• Global Legal Skills

    Prof. Rosa Kim

    Legal practice in an increasingly globalizing world requires knowledge of different sources of law and legal systems. This course offers students the opportunity to develop research, writing and oral advocacy skills in a global context, by exploring legal problems governed by international law. The course will also include discussion of comparative aspects of law and advocacy. Students will engage actively through discussion, group work, simulations, and presentations. There will be a substantial writing component, in addition to a series of shorter assignments. This course meets the upper-level writing requirement.
    Instructor will assign a final paper, not an exam.

    Text: Global Lawyering Skills, West Academic Publishing (2009)

  • Comparative Corporations

    Prof. Anthony Polito

    This course is an introductory comparative examination of corporate legal systems and of pervasive issues related to the conduct and governance of corporate enterprise. Any free-enterprise corporate system must face similar questions related to enhancing economic performance and ensuring fair treatment to corporations’ economic participants. The course focuses on how some of the most important commercial countries of the world today--primarily those of the European Union, and the United States, with a lesser focus on Japan–deal with these issues. It will compare strategies used in these countries, examining the differences to distinguish those that reflect genuine jurisprudential and policy distinctions from those that are only superficial.

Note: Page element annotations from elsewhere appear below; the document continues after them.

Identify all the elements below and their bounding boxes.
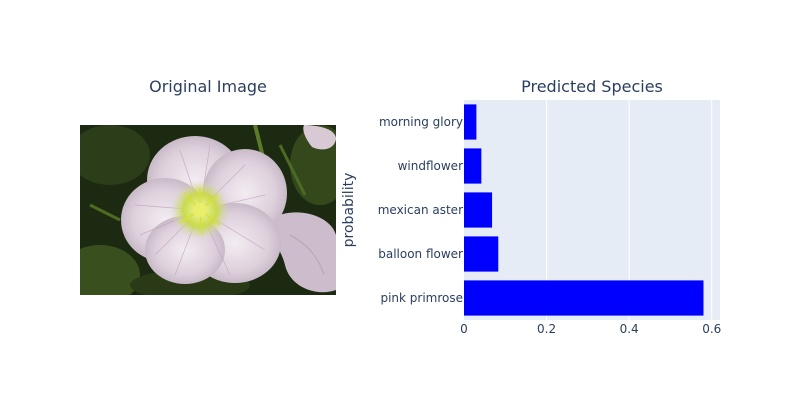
x-tick-label: 0 bbox=[460, 322, 468, 336]
chart-title: Predicted Species bbox=[521, 77, 663, 96]
x-tick-label: 0.6 bbox=[702, 322, 721, 336]
flower-illustration bbox=[80, 125, 336, 295]
bar bbox=[464, 280, 704, 316]
flower-photo bbox=[80, 125, 336, 295]
bar bbox=[464, 192, 493, 228]
y-tick-label: mexican aster bbox=[378, 203, 463, 217]
y-axis-label: probability bbox=[341, 173, 357, 248]
bar bbox=[464, 148, 482, 184]
y-tick-label: morning glory bbox=[379, 115, 463, 129]
y-tick-label: balloon flower bbox=[378, 247, 463, 261]
image-title: Original Image bbox=[149, 77, 267, 96]
bar bbox=[464, 104, 477, 140]
x-tick-label: 0.4 bbox=[620, 322, 639, 336]
x-tick-label: 0.2 bbox=[537, 322, 556, 336]
y-tick-label: windflower bbox=[398, 159, 463, 173]
y-tick-label: pink primrose bbox=[380, 291, 463, 305]
bar bbox=[464, 236, 499, 272]
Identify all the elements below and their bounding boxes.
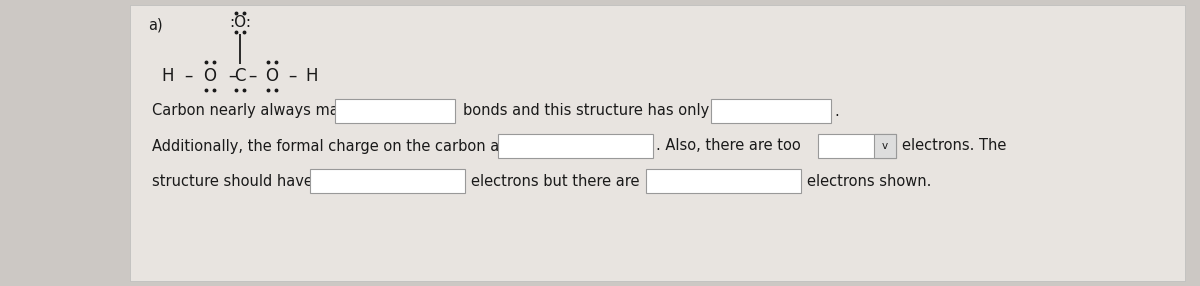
FancyBboxPatch shape	[310, 169, 466, 193]
FancyBboxPatch shape	[710, 99, 830, 123]
FancyBboxPatch shape	[646, 169, 802, 193]
Text: O: O	[204, 67, 216, 85]
Text: C: C	[234, 67, 246, 85]
Text: Carbon nearly always makes: Carbon nearly always makes	[152, 104, 364, 118]
Text: –: –	[288, 67, 296, 85]
Text: v: v	[882, 141, 888, 151]
Text: –: –	[248, 67, 256, 85]
Text: –: –	[228, 67, 236, 85]
Text: .: .	[834, 104, 839, 118]
Text: electrons. The: electrons. The	[902, 138, 1007, 154]
FancyBboxPatch shape	[335, 99, 455, 123]
FancyBboxPatch shape	[498, 134, 653, 158]
Text: O: O	[265, 67, 278, 85]
Text: H: H	[306, 67, 318, 85]
Text: :O:: :O:	[229, 15, 251, 30]
Text: . Also, there are too: . Also, there are too	[656, 138, 800, 154]
Text: H: H	[162, 67, 174, 85]
Text: electrons shown.: electrons shown.	[808, 174, 931, 188]
FancyBboxPatch shape	[130, 5, 1186, 281]
Text: a): a)	[148, 18, 163, 33]
Text: –: –	[184, 67, 192, 85]
FancyBboxPatch shape	[818, 134, 896, 158]
Text: structure should have: structure should have	[152, 174, 313, 188]
FancyBboxPatch shape	[874, 134, 896, 158]
Text: electrons but there are: electrons but there are	[470, 174, 640, 188]
Text: Additionally, the formal charge on the carbon atom is: Additionally, the formal charge on the c…	[152, 138, 545, 154]
Text: bonds and this structure has only: bonds and this structure has only	[463, 104, 709, 118]
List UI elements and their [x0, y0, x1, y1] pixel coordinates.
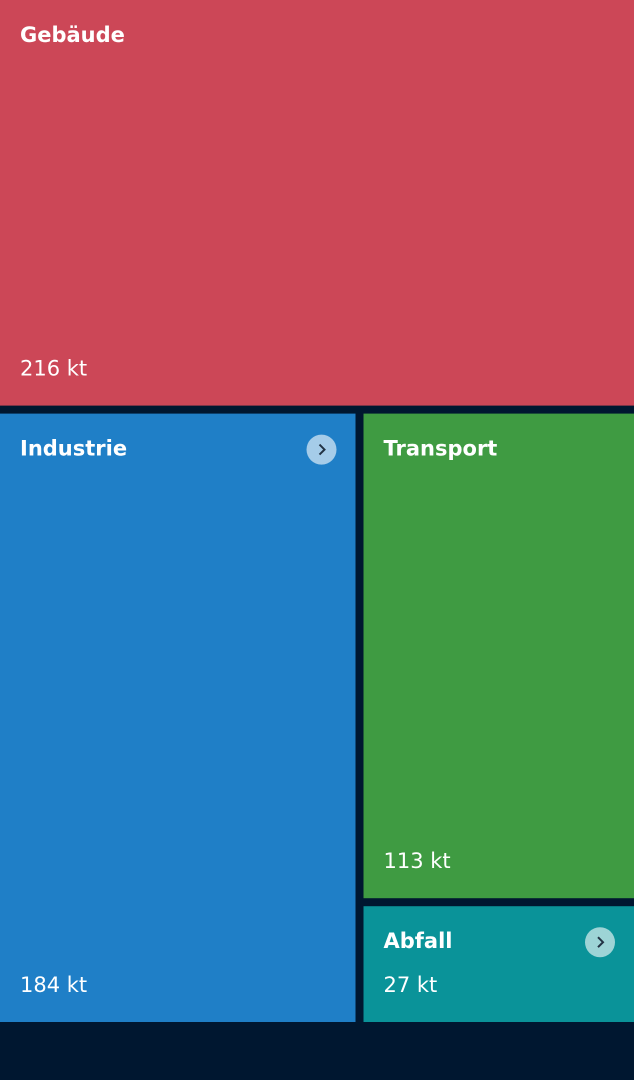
- tile: Transport 113 kt: [363, 413, 634, 899]
- expand-icon[interactable]: [306, 434, 337, 465]
- tile-value: 113 kt: [384, 849, 451, 873]
- tile-value: 184 kt: [20, 973, 87, 997]
- tile[interactable]: Industrie 184 kt: [0, 413, 356, 1023]
- expand-chevron[interactable]: [318, 443, 326, 456]
- expand-circle[interactable]: [306, 434, 337, 465]
- expand-circle[interactable]: [585, 927, 615, 958]
- tile-name: Industrie: [20, 437, 127, 461]
- tile: Gebäude 216 kt: [0, 0, 634, 406]
- tile-rect: [0, 0, 634, 406]
- tile-name: Abfall: [384, 929, 453, 953]
- tile-name: Transport: [384, 437, 498, 461]
- tile-value: 27 kt: [384, 973, 438, 997]
- tile-rect: [363, 906, 634, 1022]
- tile-value: 216 kt: [20, 357, 87, 381]
- tile-rect: [0, 413, 356, 1023]
- tile-rect: [363, 413, 634, 899]
- tile[interactable]: Abfall 27 kt: [363, 906, 634, 1022]
- expand-chevron[interactable]: [597, 936, 605, 948]
- expand-icon[interactable]: [585, 927, 615, 958]
- tile-name: Gebäude: [20, 23, 125, 47]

    Text: The Anatomy of Corporate Law: A Comparative and Functional Approach, Oxford University Press (2nd ed. 2009), Supplemental material to be distributed on site.

    This course does not satisfy the Base Menu Requirement. A take-home exam will be administered.

  • International Business Transactions

    Prof. Chris Gibson

    Suffolk-Lund Summer Law Program

    This course provides a survey of the law concerning transnational business transactions. Many relevant terms and institutions are discussed. From forming international transactions, to licensing and protection of intellectual property, to considering dispute settlement options, this course surveys many of the legal regimes and issues that will arise. We shift between the nuts-and-bolts of international transactions to look at some of the big picture (macro) issues that are changing the modern economy. We also look at sources of law, including private international law, public international law and mandatory law. Throughout the course, we continue to focus on the appropriate role of the lawyer as she or he works with the client to address their legal and related commercial issues.

    Text: Daniel C.K. Chow & Thomas J. Schoenbaum, International Business Transactions: Problems, Cases, and Materials (3rd ed. Aspen 2015).

    There is also a useful documents supplement: International Business Transactions Document Supplement, 3rd Edition, Chow & Schoenbaum

  • Comparative Criminal Law and Procedure

    Prof. Isaac Borenstein

    In this course, we will address a number of areas of comparison between the Swedish and American criminal justice systems. These will include: search and seizure issues, with particular attention to the 4th, 5th and 6th amendments to the U.S. Constitution, and relevant Swedish laws; the steps in the process of a criminal case in Sweden and the U.S., focused on the commencement of a criminal case, bail and sentencing; as part of the course it is hoped we can observe at least a portion of a criminal case in a Swedish court, meet defense attorneys, prosecutors, and Judges. You will leave with a good understanding of how two democracies approach issues of justice in the investigation and prosecution of criminal cases.